Didem'den çantamı aldım ve yurda yavaş yavaş gittim. Derya abla beni görünce hemen odasından çıktı ve yanıma geldi.

"Feray, kızım ne bu hal?"

"Sanırım hasta oldum Derya abla."

"Kıyamam sana çabuk odana geçte dinlen. İhtiyacın olan bir şey varsa ara beni."

"Sağ olasın Derya abla."

Derya ablaya mahcup bir şekilde gülümseyip odaya çıktım. Çantamı bir köşeye fırlatıp yatağa oturdum. Kalkıp camı açtım ve yatağa uzandım. Düşünmek istemiyordum. Telefonum çalmaya başlayınca iyice sinirlenmiştim. Altay arıyordu. Reddetmiştim. Tekrar aramıştı ve tekrar reddettim. Tekrar aramaya başlayınca telefonumu kapattım ve onu da yatağın ucuna fırlattım.
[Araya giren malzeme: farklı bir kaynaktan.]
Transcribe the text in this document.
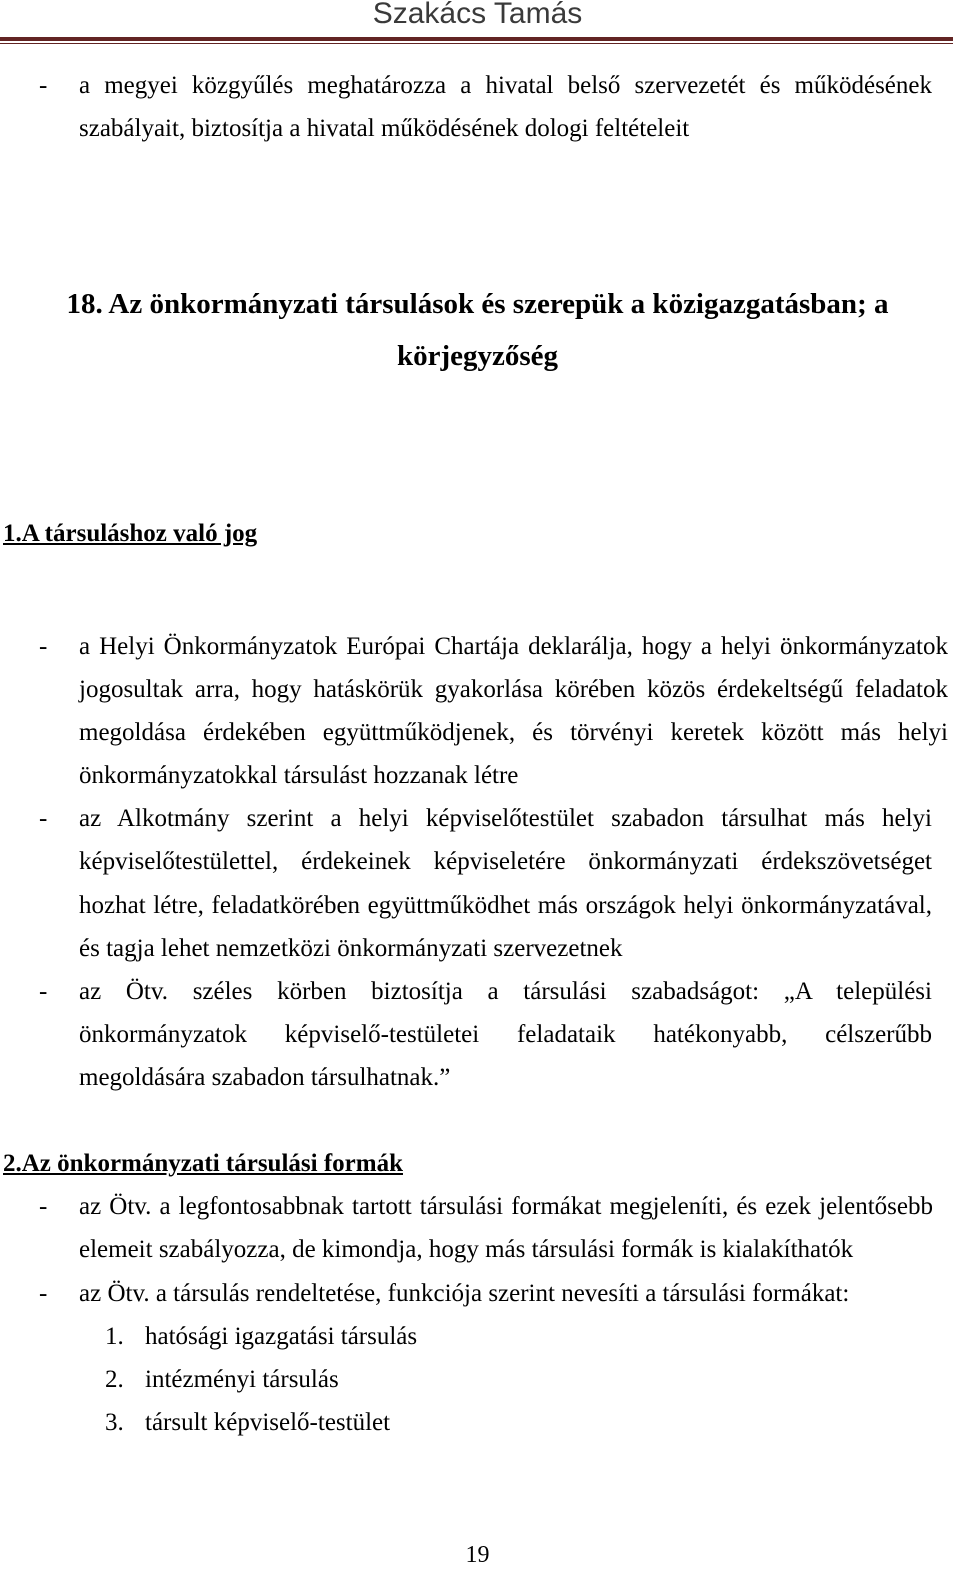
Szakács Tamás
- a megyei közgyűlés meghatározza a hivatal belső szervezetét és működésének
szabályait, biztosítja a hivatal működésének dologi feltételeit
18. Az önkormányzati társulások és szerepük a közigazgatásban; a
körjegyzőség
1.A társuláshoz való jog
- a Helyi Önkormányzatok Európai Chartája deklarálja, hogy a helyi önkormányzatok
jogosultak arra, hogy hatáskörük gyakorlása körében közös érdekeltségű feladatok
megoldása érdekében együttműködjenek, és törvényi keretek között más helyi
önkormányzatokkal társulást hozzanak létre
- az Alkotmány szerint a helyi képviselőtestület szabadon társulhat más helyi
képviselőtestülettel, érdekeinek képviseletére önkormányzati érdekszövetséget
hozhat létre, feladatkörében együttműködhet más országok helyi önkormányzatával,
és tagja lehet nemzetközi önkormányzati szervezetnek
- az Ötv. széles körben biztosítja a társulási szabadságot: „A települési
önkormányzatok képviselő-testületei feladataik hatékonyabb, célszerűbb
megoldására szabadon társulhatnak.”
2.Az önkormányzati társulási formák
- az Ötv. a legfontosabbnak tartott társulási formákat megjeleníti, és ezek jelentősebb
elemeit szabályozza, de kimondja, hogy más társulási formák is kialakíthatók
- az Ötv. a társulás rendeltetése, funkciója szerint nevesíti a társulási formákat:
1. hatósági igazgatási társulás
2. intézményi társulás
3. társult képviselő-testület
19
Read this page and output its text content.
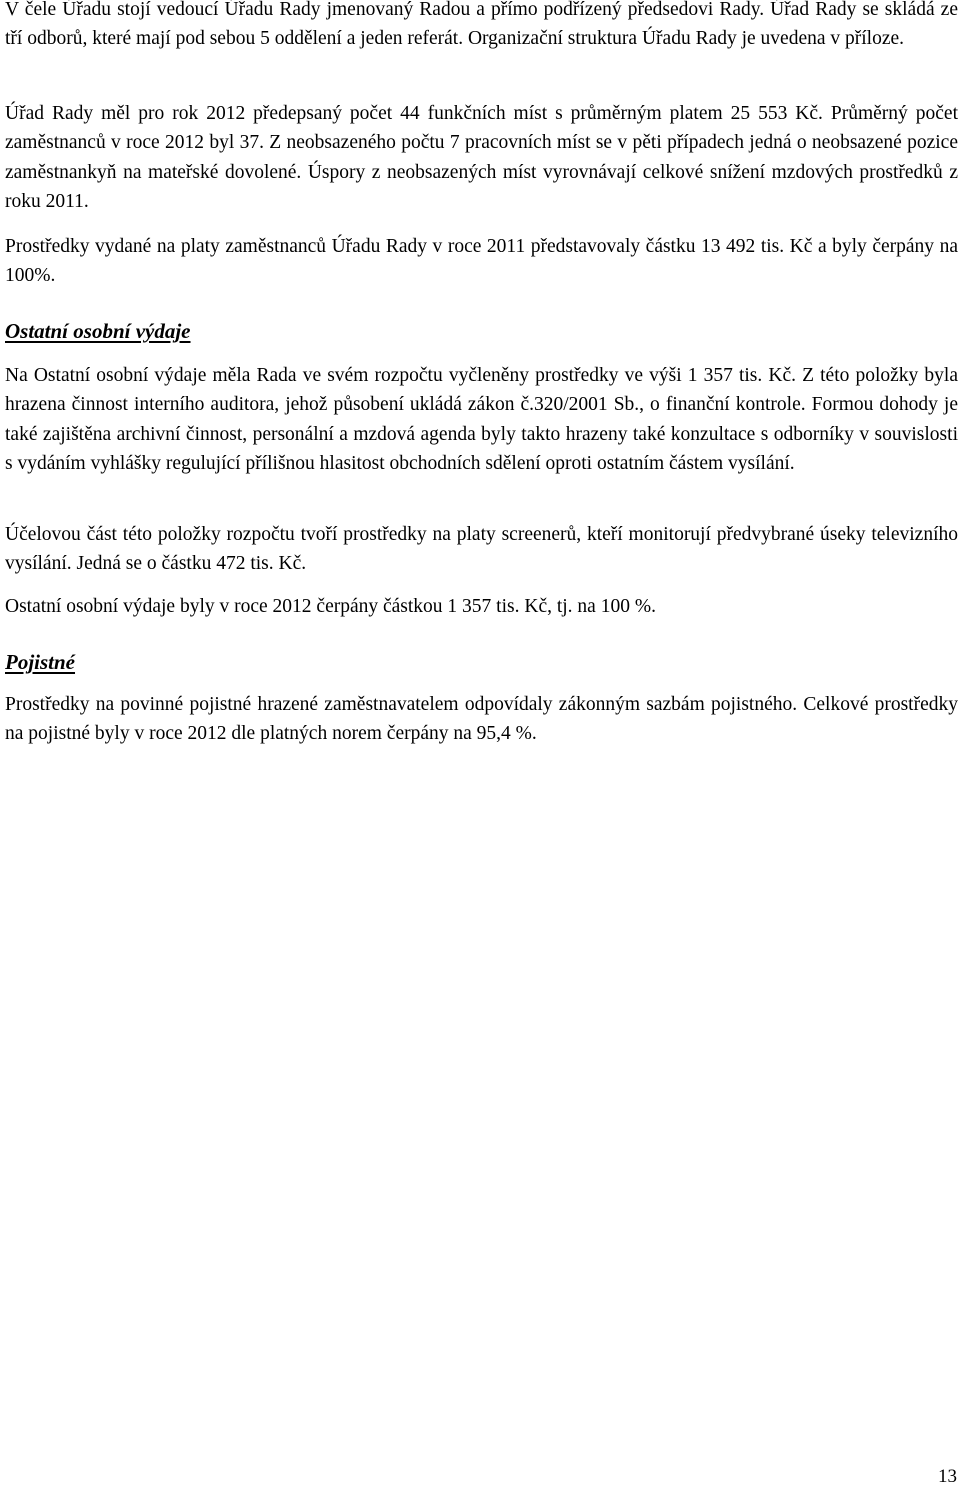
V čele Úřadu stojí vedoucí Úřadu Rady jmenovaný Radou a přímo podřízený předsedovi Rady. Úřad Rady se skládá ze tří odborů, které mají pod sebou 5 oddělení a jeden referát. Organizační struktura Úřadu Rady je uvedena v příloze.

Úřad Rady měl pro rok 2012 předepsaný počet 44 funkčních míst s průměrným platem 25 553 Kč. Průměrný počet zaměstnanců v roce 2012 byl 37. Z neobsazeného počtu 7 pracovních míst se v pěti případech jedná o neobsazené pozice zaměstnankyň na mateřské dovolené. Úspory z neobsazených míst vyrovnávají celkové snížení mzdových prostředků z roku 2011.

Prostředky vydané na platy zaměstnanců Úřadu Rady v roce 2011 představovaly částku 13 492 tis. Kč a byly čerpány na 100%.

Ostatní osobní výdaje

Na Ostatní osobní výdaje měla Rada ve svém rozpočtu vyčleněny prostředky ve výši 1 357 tis. Kč. Z této položky byla hrazena činnost interního auditora, jehož působení ukládá zákon č.320/2001 Sb., o finanční kontrole. Formou dohody je také zajištěna archivní činnost, personální a mzdová agenda byly takto hrazeny také konzultace s odborníky v souvislosti s vydáním vyhlášky regulující přílišnou hlasitost obchodních sdělení oproti ostatním částem vysílání.

Účelovou část této položky rozpočtu tvoří prostředky na platy screenerů, kteří monitorují předvybrané úseky televizního vysílání. Jedná se o částku 472 tis. Kč.

Ostatní osobní výdaje byly v roce 2012 čerpány částkou 1 357 tis. Kč, tj. na 100 %.

Pojistné

Prostředky na povinné pojistné hrazené zaměstnavatelem odpovídaly zákonným sazbám pojistného. Celkové prostředky na pojistné byly v roce 2012 dle platných norem čerpány na 95,4 %.

13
Kendimi oldukça kirli hissediyordum ve banyoya geçip kapıyı kilitledim. Suyu açıp ısınmasını beklerken üzerimdekileri çıkarıp sepetin üstüne koydum. Suyun altına girip göz yaşlarımı artık tamamen savunmasızca serbest bırakmıştım...

🎎

Hikayeyi yazarken ben üzülüyorum ya çok zor şeyler yaşıyor Feray'ımız.